Fidèle et respectueux de la nouvelle politique du club, qui veut que les jeunes du centre de formation soient intégrés petit à petit à l'équipe professionnelle, Rémi Garde remplaçait Bafé Gomis par Ishak Belfodil

Monsieur Lannoy sifflait la fin de la rencontre sur une belle victoire lyonnaise, plus belle encore une fois les résultats des autres matchs communiqués, car du Big Four français, l'OL est la seule équipe à l'avoir emporté.

Les grosses écuries calent
Paris, battu au Parc des Princes par Lorient (0-1), Marseille tenu en échec au Vélodrome par Sochaux (2-2), et Lille à Marcel Picot par Nancy (1-1), seul Lyon a réussi à s'imposer hier soir, du côté de Nice. Une remarque certes anecdotique, mais qui donne raison, pour l'heure, au mercato peu flamboyant qu'à réalisé l'OL. En s'appuyant sur des joueurs cadres (Lloris, Cris, Lisandro...) et un collectif déjà rôdé par les saisons passées (la composition d'équipe était en tout point semblable à celle de la saison dernière), l'OL a su relancer la machine au moment où Marseille et Paris, clubs aux mercatos estivaux très agités, n'ont pas encore trouvé leurs marques.

De bon augure pour la suite de la saison, mais aussi et surtout pour le barrage de la ligue des Champions, organisé mi-août. L'OL jouera le Rubin Kazan, un club pour le moins compliqué à jouer, et devra, pour avoir la joie de goûter une année supplémentaire à la Coupe aux Grandes Oreilles, éliminer la formation russe. Un tirage au sort pas très heureux dont parlait Bernard Lacombe dernièrement. « C'est le pire tirage que nous puissions avoir, surtout en disputant le match retour à l'extérieur, expliquait-il. C'est une équipe difficile à jouer qui est bien organisée. Elle est en plein championnat. Elle n'en est plus au stade du début de saison comme l'OL ».

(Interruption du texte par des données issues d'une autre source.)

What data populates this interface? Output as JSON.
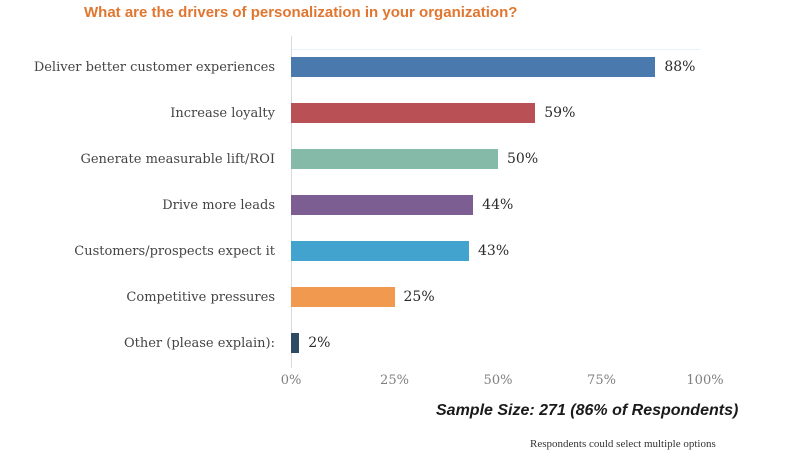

Nul doute que le col du Rubin Kazan sera plus difficile à gravir que celui d'Anderlecht, dernier adversaire de l'OL en barrage de Ligue des Champions, il y a deux saisons. Mais avant le match aller, l'OL aura encore la possibilité de s'améliorer ; les Gones reçoivent l'AC Ajaccio, samedi prochain (19h), à Gerland. Un autre véritable test avant une rencontre qui déterminera l'avenir européen de l'OL.